Reverse engineering is the restoration of the structure of an object, whether it is a program or a part of it. This is done when the original code of a program is lost or not available to the public. Software reverse engineering is the restoration of the principles/algorithms of a program in order to understand how the program works and, possibly, to reproduce this mechanism. These actions may have the following goals:
- Analyzing viruses/trojans/other malware to create a countermeasure;
- Search for closed vulnerabilities in software for further creation of viruses or exploits;
- Create a description for data formats or protocols used in the program;
- Analyzing closed source drivers to create your own open source drivers;
- Recovery of lost information;
- Identification of side effects.
However, software hacking should not be confused with reverse engineering: hacking can be defined as actions such as returning debugging functions or those modules that were disabled by default due to vulnerabilities or other problems, as well as disassembling the way license checking works and disabling it. Reverse engineering, in turn, is a complete analysis of the program brick by brick and analysis of its behavior.
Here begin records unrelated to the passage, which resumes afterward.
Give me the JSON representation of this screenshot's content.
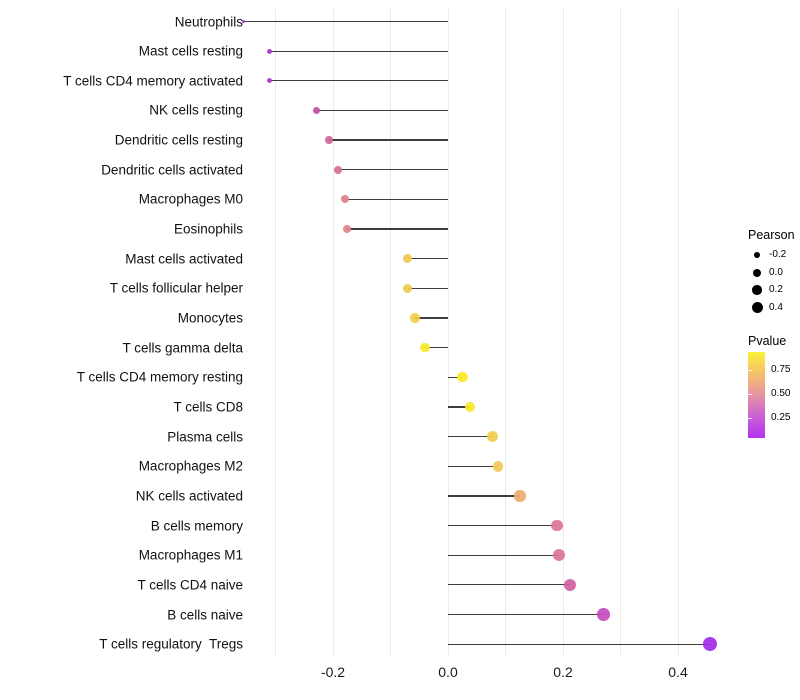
{
  "chart_data": {
    "type": "lollipop",
    "title": "",
    "xlabel": "",
    "ylabel": "",
    "xlim": [
      -0.39,
      0.49
    ],
    "grid": true,
    "grid_tick_step": 0.1,
    "grid_ticks": [
      -0.3,
      -0.2,
      -0.1,
      0.0,
      0.1,
      0.2,
      0.3,
      0.4
    ],
    "x_ticks": [
      {
        "value": -0.2,
        "label": "-0.2"
      },
      {
        "value": 0.0,
        "label": "0.0"
      },
      {
        "value": 0.2,
        "label": "0.2"
      },
      {
        "value": 0.4,
        "label": "0.4"
      }
    ],
    "points": [
      {
        "label": "Neutrophils",
        "pearson": -0.356,
        "pvalue": 0.06,
        "color": "#A32CE0"
      },
      {
        "label": "Mast cells resting",
        "pearson": -0.311,
        "pvalue": 0.13,
        "color": "#A83BCB"
      },
      {
        "label": "T cells CD4 memory activated",
        "pearson": -0.311,
        "pvalue": 0.13,
        "color": "#A83BCB"
      },
      {
        "label": "NK cells resting",
        "pearson": -0.228,
        "pvalue": 0.27,
        "color": "#C04FA5"
      },
      {
        "label": "Dendritic cells resting",
        "pearson": -0.207,
        "pvalue": 0.33,
        "color": "#CE6697"
      },
      {
        "label": "Dendritic cells activated",
        "pearson": -0.191,
        "pvalue": 0.38,
        "color": "#D5718F"
      },
      {
        "label": "Macrophages M0",
        "pearson": -0.179,
        "pvalue": 0.44,
        "color": "#DE818C"
      },
      {
        "label": "Eosinophils",
        "pearson": -0.176,
        "pvalue": 0.45,
        "color": "#E08489"
      },
      {
        "label": "Mast cells activated",
        "pearson": -0.07,
        "pvalue": 0.72,
        "color": "#EFC94F"
      },
      {
        "label": "T cells follicular helper",
        "pearson": -0.07,
        "pvalue": 0.72,
        "color": "#EFC94F"
      },
      {
        "label": "Monocytes",
        "pearson": -0.057,
        "pvalue": 0.75,
        "color": "#F0CE46"
      },
      {
        "label": "T cells gamma delta",
        "pearson": -0.04,
        "pvalue": 0.87,
        "color": "#F5E72B"
      },
      {
        "label": "T cells CD4 memory resting",
        "pearson": 0.025,
        "pvalue": 0.92,
        "color": "#F8EB1F"
      },
      {
        "label": "T cells CD8",
        "pearson": 0.038,
        "pvalue": 0.9,
        "color": "#F7E826"
      },
      {
        "label": "Plasma cells",
        "pearson": 0.078,
        "pvalue": 0.73,
        "color": "#F2CD51"
      },
      {
        "label": "Macrophages M2",
        "pearson": 0.087,
        "pvalue": 0.72,
        "color": "#F1CA55"
      },
      {
        "label": "NK cells activated",
        "pearson": 0.125,
        "pvalue": 0.62,
        "color": "#EDAD72"
      },
      {
        "label": "B cells memory",
        "pearson": 0.19,
        "pvalue": 0.39,
        "color": "#DD7596"
      },
      {
        "label": "Macrophages M1",
        "pearson": 0.193,
        "pvalue": 0.39,
        "color": "#DB7397"
      },
      {
        "label": "T cells CD4 naive",
        "pearson": 0.212,
        "pvalue": 0.33,
        "color": "#D2619F"
      },
      {
        "label": "B cells naive",
        "pearson": 0.27,
        "pvalue": 0.2,
        "color": "#C44BC0"
      },
      {
        "label": "T cells regulatory  Tregs",
        "pearson": 0.455,
        "pvalue": 0.03,
        "color": "#A12CE8"
      }
    ],
    "legend": {
      "size": {
        "title": "Pearson",
        "items": [
          {
            "label": "-0.2",
            "diameter": 6.5
          },
          {
            "label": "0.0",
            "diameter": 8
          },
          {
            "label": "0.2",
            "diameter": 9.5
          },
          {
            "label": "0.4",
            "diameter": 11
          }
        ],
        "dot_color": "#000000"
      },
      "color": {
        "title": "Pvalue",
        "gradient_top_to_bottom": [
          "#FBF139",
          "#F4C06B",
          "#E694A3",
          "#CA60D4",
          "#B233F2"
        ],
        "ticks": [
          {
            "label": "0.75",
            "y_offset": 18
          },
          {
            "label": "0.50",
            "y_offset": 41.5
          },
          {
            "label": "0.25",
            "y_offset": 65.5
          }
        ]
      }
    },
    "style": {
      "gridline_color": "#ebebeb",
      "stick_color": "#3d3d3d",
      "size_domain": [
        -0.36,
        0.46
      ]
    }
  }
}
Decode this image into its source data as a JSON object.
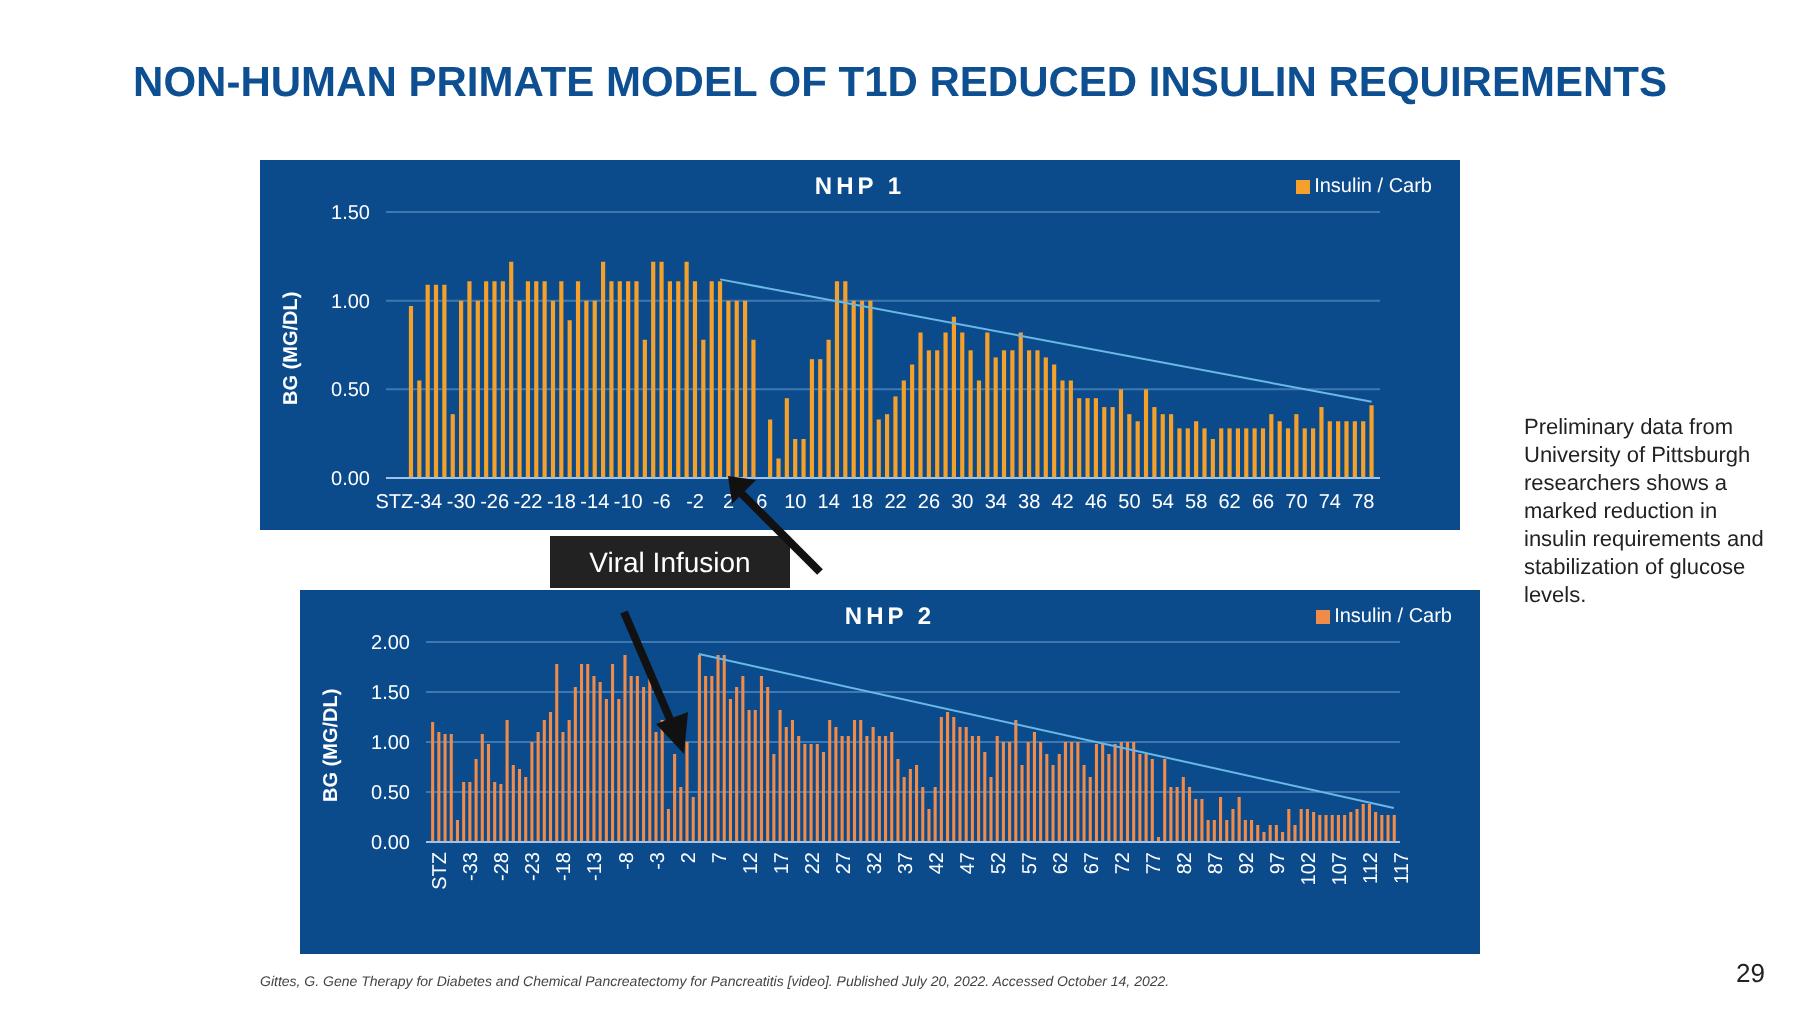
{
  "chart_data": [
    {
      "type": "bar",
      "title": "NHP 1",
      "ylabel": "BG (MG/DL)",
      "legend": "top right",
      "grid": "y",
      "annotations": [
        {
          "text": "Viral Infusion",
          "x": 2,
          "y": 0
        }
      ],
      "xlim": [
        -39,
        80
      ],
      "xticks": [
        {
          "value": -38,
          "label": "STZ"
        },
        -34,
        -30,
        -26,
        -22,
        -18,
        -14,
        -10,
        -6,
        -2,
        2,
        6,
        10,
        14,
        18,
        22,
        26,
        30,
        34,
        38,
        42,
        46,
        50,
        54,
        58,
        62,
        66,
        70,
        74,
        78
      ],
      "ylim": [
        0,
        1.5
      ],
      "yticks": [
        {
          "value": 0,
          "label": "0.00"
        },
        {
          "value": 0.5,
          "label": "0.50"
        },
        {
          "value": 1,
          "label": "1.00"
        },
        {
          "value": 1.5,
          "label": "1.50"
        }
      ],
      "x": [
        -36,
        -35,
        -34,
        -33,
        -32,
        -31,
        -30,
        -29,
        -28,
        -27,
        -26,
        -25,
        -24,
        -23,
        -22,
        -21,
        -20,
        -19,
        -18,
        -17,
        -16,
        -15,
        -14,
        -13,
        -12,
        -11,
        -10,
        -9,
        -8,
        -7,
        -6,
        -5,
        -4,
        -3,
        -2,
        -1,
        0,
        1,
        2,
        3,
        4,
        5,
        6,
        7,
        8,
        9,
        10,
        11,
        12,
        13,
        14,
        15,
        16,
        17,
        18,
        19,
        20,
        21,
        22,
        23,
        24,
        25,
        26,
        27,
        28,
        29,
        30,
        31,
        32,
        33,
        34,
        35,
        36,
        37,
        38,
        39,
        40,
        41,
        42,
        43,
        44,
        45,
        46,
        47,
        48,
        49,
        50,
        51,
        52,
        53,
        54,
        55,
        56,
        57,
        58,
        59,
        60,
        61,
        62,
        63,
        64,
        65,
        66,
        67,
        68,
        69,
        70,
        71,
        72,
        73,
        74,
        75,
        76,
        77,
        78,
        79
      ],
      "series": [
        {
          "name": "Insulin / Carb",
          "color": "#f5a02a",
          "values": [
            0.97,
            0.55,
            1.09,
            1.09,
            1.09,
            0.36,
            1.0,
            1.11,
            1.0,
            1.11,
            1.11,
            1.11,
            1.22,
            1.0,
            1.11,
            1.11,
            1.11,
            1.0,
            1.11,
            0.89,
            1.11,
            1.0,
            1.0,
            1.22,
            1.11,
            1.11,
            1.11,
            1.11,
            0.78,
            1.22,
            1.22,
            1.11,
            1.11,
            1.22,
            1.11,
            0.78,
            1.11,
            1.11,
            1.0,
            1.0,
            1.0,
            0.78,
            null,
            0.33,
            0.11,
            0.45,
            0.22,
            0.22,
            0.67,
            0.67,
            0.78,
            1.11,
            1.11,
            1.0,
            1.0,
            1.0,
            0.33,
            0.36,
            0.46,
            0.55,
            0.64,
            0.82,
            0.72,
            0.72,
            0.82,
            0.91,
            0.82,
            0.72,
            0.55,
            0.82,
            0.68,
            0.72,
            0.72,
            0.82,
            0.72,
            0.72,
            0.68,
            0.64,
            0.55,
            0.55,
            0.45,
            0.45,
            0.45,
            0.4,
            0.4,
            0.5,
            0.36,
            0.32,
            0.5,
            0.4,
            0.36,
            0.36,
            0.28,
            0.28,
            0.32,
            0.28,
            0.22,
            0.28,
            0.28,
            0.28,
            0.28,
            0.28,
            0.28,
            0.36,
            0.32,
            0.28,
            0.36,
            0.28,
            0.28,
            0.4,
            0.32,
            0.32,
            0.32,
            0.32,
            0.32,
            0.41
          ]
        },
        {
          "type": "line",
          "color": "#6ab8e6",
          "x": [
            1,
            79
          ],
          "values": [
            1.12,
            0.43
          ]
        }
      ]
    },
    {
      "type": "bar",
      "title": "NHP 2",
      "ylabel": "BG (MG/DL)",
      "legend": "top right",
      "grid": "y",
      "xlim": [
        -39,
        118
      ],
      "xticks": [
        {
          "value": -38,
          "label": "STZ"
        },
        -33,
        -28,
        -23,
        -18,
        -13,
        -8,
        -3,
        2,
        7,
        12,
        17,
        22,
        27,
        32,
        37,
        42,
        47,
        52,
        57,
        62,
        67,
        72,
        77,
        82,
        87,
        92,
        97,
        102,
        107,
        112,
        117
      ],
      "ylim": [
        0,
        2
      ],
      "yticks": [
        {
          "value": 0,
          "label": "0.00"
        },
        {
          "value": 0.5,
          "label": "0.50"
        },
        {
          "value": 1,
          "label": "1.00"
        },
        {
          "value": 1.5,
          "label": "1.50"
        },
        {
          "value": 2,
          "label": "2.00"
        }
      ],
      "x": [
        -38,
        -37,
        -36,
        -35,
        -34,
        -33,
        -32,
        -31,
        -30,
        -29,
        -28,
        -27,
        -26,
        -25,
        -24,
        -23,
        -22,
        -21,
        -20,
        -19,
        -18,
        -17,
        -16,
        -15,
        -14,
        -13,
        -12,
        -11,
        -10,
        -9,
        -8,
        -7,
        -6,
        -5,
        -4,
        -3,
        -2,
        -1,
        0,
        1,
        2,
        3,
        4,
        5,
        6,
        7,
        8,
        9,
        10,
        11,
        12,
        13,
        14,
        15,
        16,
        17,
        18,
        19,
        20,
        21,
        22,
        23,
        24,
        25,
        26,
        27,
        28,
        29,
        30,
        31,
        32,
        33,
        34,
        35,
        36,
        37,
        38,
        39,
        40,
        41,
        42,
        43,
        44,
        45,
        46,
        47,
        48,
        49,
        50,
        51,
        52,
        53,
        54,
        55,
        56,
        57,
        58,
        59,
        60,
        61,
        62,
        63,
        64,
        65,
        66,
        67,
        68,
        69,
        70,
        71,
        72,
        73,
        74,
        75,
        76,
        77,
        78,
        79,
        80,
        81,
        82,
        83,
        84,
        85,
        86,
        87,
        88,
        89,
        90,
        91,
        92,
        93,
        94,
        95,
        96,
        97,
        98,
        99,
        100,
        101,
        102,
        103,
        104,
        105,
        106,
        107,
        108,
        109,
        110,
        111,
        112,
        113,
        114,
        115,
        116,
        117
      ],
      "series": [
        {
          "name": "Insulin / Carb",
          "color": "#f08b4a",
          "values": [
            1.2,
            1.1,
            1.08,
            1.08,
            0.22,
            0.6,
            0.6,
            0.83,
            1.08,
            0.98,
            0.6,
            0.58,
            1.22,
            0.77,
            0.73,
            0.65,
            1.0,
            1.1,
            1.22,
            1.3,
            1.78,
            1.1,
            1.22,
            1.55,
            1.78,
            1.78,
            1.66,
            1.6,
            1.43,
            1.78,
            1.43,
            1.87,
            1.66,
            1.66,
            1.55,
            1.66,
            1.1,
            1.22,
            0.33,
            0.88,
            0.55,
            1.0,
            0.45,
            1.87,
            1.66,
            1.66,
            1.87,
            1.87,
            1.43,
            1.55,
            1.66,
            1.32,
            1.32,
            1.66,
            1.55,
            0.88,
            1.32,
            1.15,
            1.22,
            1.06,
            0.98,
            0.98,
            0.98,
            0.9,
            1.22,
            1.15,
            1.06,
            1.06,
            1.22,
            1.22,
            1.06,
            1.15,
            1.06,
            1.06,
            1.1,
            0.83,
            0.65,
            0.73,
            0.77,
            0.55,
            0.33,
            0.55,
            1.25,
            1.3,
            1.25,
            1.15,
            1.15,
            1.06,
            1.06,
            0.9,
            0.65,
            1.06,
            1.0,
            1.0,
            1.22,
            0.77,
            1.0,
            1.1,
            1.0,
            0.88,
            0.77,
            0.88,
            1.0,
            1.0,
            1.0,
            0.77,
            0.65,
            0.98,
            0.98,
            0.88,
            0.98,
            1.0,
            1.0,
            1.0,
            0.88,
            0.88,
            0.83,
            0.05,
            0.83,
            0.55,
            0.55,
            0.65,
            0.55,
            0.43,
            0.43,
            0.22,
            0.22,
            0.45,
            0.22,
            0.33,
            0.45,
            0.22,
            0.22,
            0.17,
            0.1,
            0.17,
            0.17,
            0.1,
            0.33,
            0.17,
            0.33,
            0.33,
            0.3,
            0.27,
            0.27,
            0.27,
            0.27,
            0.27,
            0.3,
            0.33,
            0.38,
            0.38,
            0.3,
            0.27,
            0.27,
            0.27
          ]
        },
        {
          "type": "line",
          "color": "#6ab8e6",
          "x": [
            5,
            117
          ],
          "values": [
            1.88,
            0.34
          ]
        }
      ]
    },
    {
      "type": "other",
      "title": "NON-HUMAN PRIMATE MODEL OF T1D REDUCED INSULIN REQUIREMENTS",
      "annotations": [
        "Preliminary data from University of Pittsburgh researchers shows a marked reduction in insulin requirements and stabilization of glucose levels.",
        "Gittes, G. Gene Therapy for Diabetes and Chemical Pancreatectomy for Pancreatitis [video]. Published July 20, 2022. Accessed October 14, 2022.",
        "29"
      ]
    }
  ]
}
In general, reverse engineering can be divided into software and hardware. However, we are not interested in the latter, as this article is only concerned with software reverse engineering. For example, let’s take a program written in C++ or Java that other programmers can understand. But to run it on a computer, it needs to be translated by another program called a compiler into binary code. Compiled code is incomprehensible to most programmers, but there are ways to convert machine code into a more human-friendly format using a software tool called a decompiler. Reverse engineering consists of several stages:
- Information gathering. This step collects all possible information (i.e., initial design documentation, etc.) about the software;
- Study of the information. The information gathered in the previous step is studied to help the user familiarize himself with the system;
- Structuring. This step involves identifying the structure of the program in the form of a flowchart, where each node corresponds to a specific procedure;
- Functional description. This step handles the details of each module of the structure. Diagrams are written using a structured language such as a decision table, etc;
- Recording data flows. From the information obtained in steps 3 and 4, data flow diagrams are derived to show the flow of data between processes;
- Record control flow. The leading high-level software structure is recorded;
- Preview of the extracted design. The extracted design document is checked several times to ensure consistency and correctness;
- Creation of documentation. Finally, in this phase, all documentation, including SRS, project documentation, history, validation, etc. is recorded for future reference.